Wann darf man eine Fahrzeugschlange vor einer Ampel überholen?

Eine Autofahrerin überholte auf einer Landstraße eine Fahrzeugschlange, die sich hinter einem liegengebliebenen Lieferwagen, kurz vor einer Ampel gebildet hatte. Dabei kam es zu einer Kollision mit einer Suzuki-Fahrerin, die aus der Schlange ausscherte, um den Lieferwagen zu überholen.
Das Amtsgericht Homburg hatte die Schadensersatzklage der Suzuki-Fahrerin abgewiesen, bei der es das alleinige Verschulden für den Unfall gesehen hatte. Sie habe beim Ausscheren gegen § 6 Abs. 2 StVO verstoßen. Das Landgericht Saarbrücken kam zu einer anderen Einschätzung.
Grundsätzlich gilt: Überholverbot bei unklarer Verkehrslage
Es spreche einiges dafür, dass für die Überholende die Verkehrslage unklar war und deshalb von einem Überholverbot auszugehen sei. Eine unklare Verkehrslage nach § 5 Abs. 3 Nr. 1 StVO liegt immer dann vor, wenn nach allen objektiven Umständen nicht mit einem gefahrlosen Überholen gerechnet werden dürfe. Für die Überholende sei das weitere Fahrverhalten der hinter dem stehenden Lieferwagen stehenden Fahrzeuge nicht zuverlässig einzuschätzen gewesen.
Überholen einer Fahrzeugschlange erfordert besondere Sorgfalt
Aber selbst, wenn man annehme, dass es in der Situation grundsätzlich zulässig gewesen sei, die Fahrzeugschlange zu überholen, habe die Überholende gegen ihre Pflichten aus § 1 Abs. 2 StVO verstoßen.
Beim Überholen hätte die Autofahrerin nämlich mit besonderer Vorsicht fahren müssen. Schließlich hätte sie damit rechnen müssen, dass von den objektiv nur verkehrsbedingt haltenden Fahrzeugen das Fahrzeug der Klägerin ausscheren könnte, um an dem vor ihr stehenden Lieferwagen vorbeizufahren, sobald die Ampel auf Grün springen würde.
Dies habe die Überholende aber nicht getan. Vielmehr habe sie nach eigener Aussage mit dem Überholen begonnen, ohne hinter der Fahrzeugschlange bzw. dem klägerischen Fahrzeug anzuhalten.
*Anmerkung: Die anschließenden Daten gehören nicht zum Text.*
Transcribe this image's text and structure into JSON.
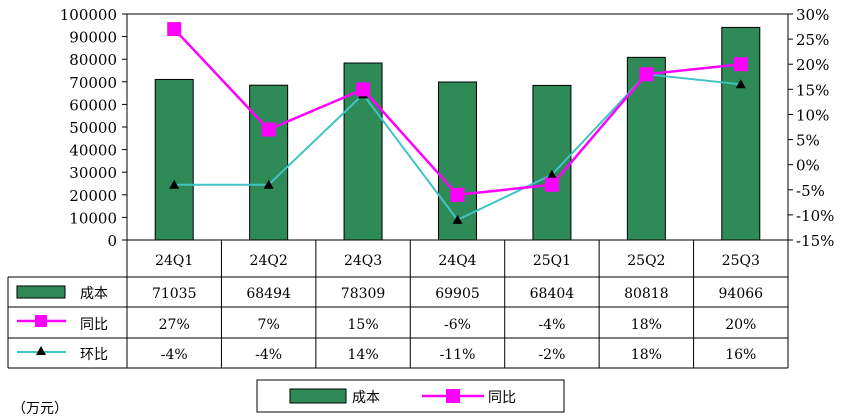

Deshalb habe sie auch nicht feststellen können, mit welchem weiteren Fahrverhalten der Fahrzeuge zu rechnen war.
Wer aus einer Schlange ausschert, muss auf den nachfolgenden Verkehr achten
Das Gericht sah bei beiden Seiten einen Verkehrsverstoß. Die Klägerin sei nach links ausgeschert, ohne in ausreichendem Maße auf den nachfolgenden Verkehr zu achten. Die andere Autofahrerin wiederum habe überholt, ohne sich zuvor über die Verkehrssituation informiert zu haben.
Hälftige Haftungsverteilung
Vor diesem Hintergrund hielt das Gericht nach § 17 Abs. 1, Abs. 2 StVG eine hälftige Haftungsverteilung für angemessen.